WSL plugins run inside the WSL service process. A crash, panic across an FFI boundary, invalid pointer, or blocking hook can affect the host service. Treat plugin code like systems code even when using safe Rust wrappers.

Because hooks cross an FFI boundary, plugin code should return typed errors instead of panicking. See Error Handling for the WinResult and PluginResult conventions.

Unsafe Code

Most plugin code should not need raw FFI access. When unsafe code is necessary:

  • keep unsafe blocks as small as possible;
  • document each block with a SAFETY: comment;
  • validate pointer lifetimes and ownership before wrapping raw values;
  • avoid storing borrowed FFI data beyond the lifetime guaranteed by WSL.

The wslplugins-rs crate centralizes raw API handling so plugin authors can usually work with typed Rust values instead.

Hook Behavior

Hooks are synchronous notifications. Keep them predictable:

  • do the minimum required work in the hook;
  • avoid unbounded waits;
  • avoid holding locks while calling into WSL APIs;
  • make logging best-effort and failure-aware;
  • assume hooks may be called multiple times for lifecycle retries.

If a plugin needs heavier work, prefer moving it to a controlled background path with clear shutdown behavior.

Microsoft’s WSL plugin documentation calls out three operational consequences of this model:

  • WSL waits for hook callbacks before continuing the lifecycle operation.
  • Most plugin errors are fatal to the VM or distribution startup path.
  • Plugin code runs in the WSL service process, so a plugin crash can crash the service.

That is why the framework examples keep hooks small and use typed errors instead of process-level failure mechanisms.

Advanced FFI Notes

The sys feature re-exports the raw wslpluginapi-sys bindings for cases where the safe wrapper does not yet expose a field or function. Prefer the safe wrapper first.
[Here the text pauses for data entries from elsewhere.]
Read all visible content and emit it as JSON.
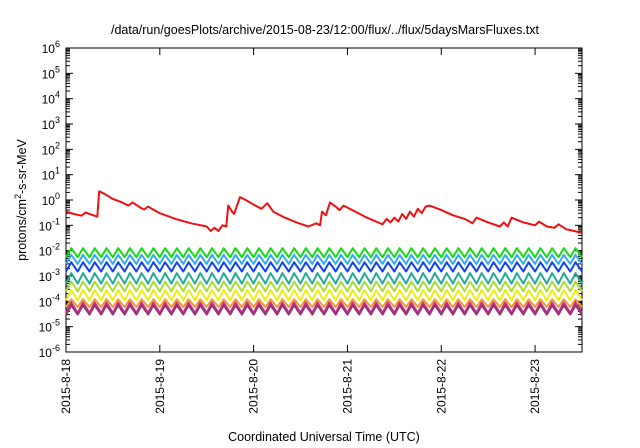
{
  "chart_data": {
    "type": "line",
    "title": "/data/run/goesPlots/archive/2015-08-23/12:00/flux/../flux/5daysMarsFluxes.txt",
    "xlabel": "Coordinated Universal Time (UTC)",
    "ylabel": {
      "prefix": "protons/cm",
      "sup": "2",
      "suffix": "-s-sr-MeV"
    },
    "yscale": "log",
    "ylim": [
      1e-06,
      1000000.0
    ],
    "y_ticks": [
      {
        "value": 1e-06,
        "base": "10",
        "exp": "-6"
      },
      {
        "value": 1e-05,
        "base": "10",
        "exp": "-5"
      },
      {
        "value": 0.0001,
        "base": "10",
        "exp": "-4"
      },
      {
        "value": 0.001,
        "base": "10",
        "exp": "-3"
      },
      {
        "value": 0.01,
        "base": "10",
        "exp": "-2"
      },
      {
        "value": 0.1,
        "base": "10",
        "exp": "-1"
      },
      {
        "value": 1,
        "base": "10",
        "exp": "0"
      },
      {
        "value": 10,
        "base": "10",
        "exp": "1"
      },
      {
        "value": 100,
        "base": "10",
        "exp": "2"
      },
      {
        "value": 1000,
        "base": "10",
        "exp": "3"
      },
      {
        "value": 10000,
        "base": "10",
        "exp": "4"
      },
      {
        "value": 100000,
        "base": "10",
        "exp": "5"
      },
      {
        "value": 1000000,
        "base": "10",
        "exp": "6"
      }
    ],
    "xlim": [
      "2015-08-18T00:00",
      "2015-08-23T12:00"
    ],
    "x_ticks": [
      {
        "value": "2015-08-18T00:00",
        "label": "2015-8-18"
      },
      {
        "value": "2015-08-19T00:00",
        "label": "2015-8-19"
      },
      {
        "value": "2015-08-20T00:00",
        "label": "2015-8-20"
      },
      {
        "value": "2015-08-21T00:00",
        "label": "2015-8-21"
      },
      {
        "value": "2015-08-22T00:00",
        "label": "2015-8-22"
      },
      {
        "value": "2015-08-23T00:00",
        "label": "2015-8-23"
      }
    ],
    "grid": false,
    "legend": "none",
    "series": [
      {
        "color": "#ee1111",
        "points": [
          [
            "2015-08-18T00:00",
            0.35
          ],
          [
            "2015-08-18T02:00",
            0.28
          ],
          [
            "2015-08-18T04:00",
            0.24
          ],
          [
            "2015-08-18T05:00",
            0.32
          ],
          [
            "2015-08-18T07:00",
            0.25
          ],
          [
            "2015-08-18T08:00",
            0.22
          ],
          [
            "2015-08-18T08:30",
            2.2
          ],
          [
            "2015-08-18T10:00",
            1.7
          ],
          [
            "2015-08-18T12:00",
            1.1
          ],
          [
            "2015-08-18T14:00",
            0.85
          ],
          [
            "2015-08-18T16:00",
            0.6
          ],
          [
            "2015-08-18T17:00",
            0.8
          ],
          [
            "2015-08-18T19:00",
            0.5
          ],
          [
            "2015-08-18T20:00",
            0.42
          ],
          [
            "2015-08-18T21:00",
            0.55
          ],
          [
            "2015-08-19T00:00",
            0.3
          ],
          [
            "2015-08-19T04:00",
            0.18
          ],
          [
            "2015-08-19T08:00",
            0.12
          ],
          [
            "2015-08-19T12:00",
            0.09
          ],
          [
            "2015-08-19T13:00",
            0.06
          ],
          [
            "2015-08-19T14:00",
            0.08
          ],
          [
            "2015-08-19T15:00",
            0.06
          ],
          [
            "2015-08-19T16:00",
            0.1
          ],
          [
            "2015-08-19T17:00",
            0.09
          ],
          [
            "2015-08-19T17:30",
            0.6
          ],
          [
            "2015-08-19T18:30",
            0.35
          ],
          [
            "2015-08-19T19:00",
            0.28
          ],
          [
            "2015-08-19T20:30",
            1.3
          ],
          [
            "2015-08-19T22:00",
            1.0
          ],
          [
            "2015-08-20T00:00",
            0.65
          ],
          [
            "2015-08-20T02:00",
            0.45
          ],
          [
            "2015-08-20T03:30",
            0.75
          ],
          [
            "2015-08-20T05:00",
            0.35
          ],
          [
            "2015-08-20T08:00",
            0.2
          ],
          [
            "2015-08-20T11:00",
            0.13
          ],
          [
            "2015-08-20T14:00",
            0.09
          ],
          [
            "2015-08-20T16:00",
            0.12
          ],
          [
            "2015-08-20T17:00",
            0.1
          ],
          [
            "2015-08-20T17:30",
            0.35
          ],
          [
            "2015-08-20T18:30",
            0.25
          ],
          [
            "2015-08-20T19:30",
            0.8
          ],
          [
            "2015-08-20T21:00",
            0.55
          ],
          [
            "2015-08-20T22:00",
            0.4
          ],
          [
            "2015-08-20T23:00",
            0.6
          ],
          [
            "2015-08-21T02:00",
            0.35
          ],
          [
            "2015-08-21T05:00",
            0.2
          ],
          [
            "2015-08-21T09:00",
            0.11
          ],
          [
            "2015-08-21T10:00",
            0.18
          ],
          [
            "2015-08-21T11:00",
            0.13
          ],
          [
            "2015-08-21T12:00",
            0.2
          ],
          [
            "2015-08-21T13:00",
            0.14
          ],
          [
            "2015-08-21T14:00",
            0.28
          ],
          [
            "2015-08-21T15:00",
            0.18
          ],
          [
            "2015-08-21T16:00",
            0.35
          ],
          [
            "2015-08-21T17:00",
            0.22
          ],
          [
            "2015-08-21T18:00",
            0.45
          ],
          [
            "2015-08-21T19:00",
            0.3
          ],
          [
            "2015-08-21T20:00",
            0.55
          ],
          [
            "2015-08-21T21:00",
            0.6
          ],
          [
            "2015-08-22T00:00",
            0.4
          ],
          [
            "2015-08-22T03:00",
            0.25
          ],
          [
            "2015-08-22T06:00",
            0.18
          ],
          [
            "2015-08-22T08:00",
            0.12
          ],
          [
            "2015-08-22T09:00",
            0.2
          ],
          [
            "2015-08-22T12:00",
            0.13
          ],
          [
            "2015-08-22T15:00",
            0.09
          ],
          [
            "2015-08-22T16:00",
            0.13
          ],
          [
            "2015-08-22T17:00",
            0.09
          ],
          [
            "2015-08-22T18:00",
            0.2
          ],
          [
            "2015-08-22T21:00",
            0.13
          ],
          [
            "2015-08-23T00:00",
            0.1
          ],
          [
            "2015-08-23T01:00",
            0.14
          ],
          [
            "2015-08-23T03:00",
            0.09
          ],
          [
            "2015-08-23T05:00",
            0.08
          ],
          [
            "2015-08-23T06:00",
            0.11
          ],
          [
            "2015-08-23T08:00",
            0.07
          ],
          [
            "2015-08-23T10:00",
            0.06
          ],
          [
            "2015-08-23T12:00",
            0.05
          ]
        ]
      },
      {
        "color": "#11dd11",
        "peak": 0.0125,
        "trough": 0.0055,
        "tooth_hours": 3
      },
      {
        "color": "#33aaee",
        "peak": 0.0068,
        "trough": 0.003,
        "tooth_hours": 3
      },
      {
        "color": "#1144ee",
        "peak": 0.0035,
        "trough": 0.0015,
        "tooth_hours": 3
      },
      {
        "color": "#22aa99",
        "peak": 0.0013,
        "trough": 0.0005,
        "tooth_hours": 3
      },
      {
        "color": "#aadd33",
        "peak": 0.0006,
        "trough": 0.00025,
        "tooth_hours": 3
      },
      {
        "color": "#eeee11",
        "peak": 0.00028,
        "trough": 0.00011,
        "tooth_hours": 3
      },
      {
        "color": "#ee9933",
        "peak": 0.00012,
        "trough": 6e-05,
        "tooth_hours": 3
      },
      {
        "color": "#cc3388",
        "peak": 9e-05,
        "trough": 3.5e-05,
        "tooth_hours": 3
      },
      {
        "color": "#993377",
        "peak": 7e-05,
        "trough": 3e-05,
        "tooth_hours": 3
      }
    ]
  }
}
If raw access is necessary, keep these header-level rules in mind:

  • hook input pointers are valid only during the callback;
  • string pointers from WSL may be null where the header allows it, such as PackageFamilyName;
  • ExecuteBinary argument arrays are null-terminated at the ABI boundary;
  • some fields and function pointers are available only when the host API supports the matching WSLVersionCapability; see Version Capabilities.

These details are useful when debugging ABI mismatches, but ordinary plugin logic should stay on the typed Rust side.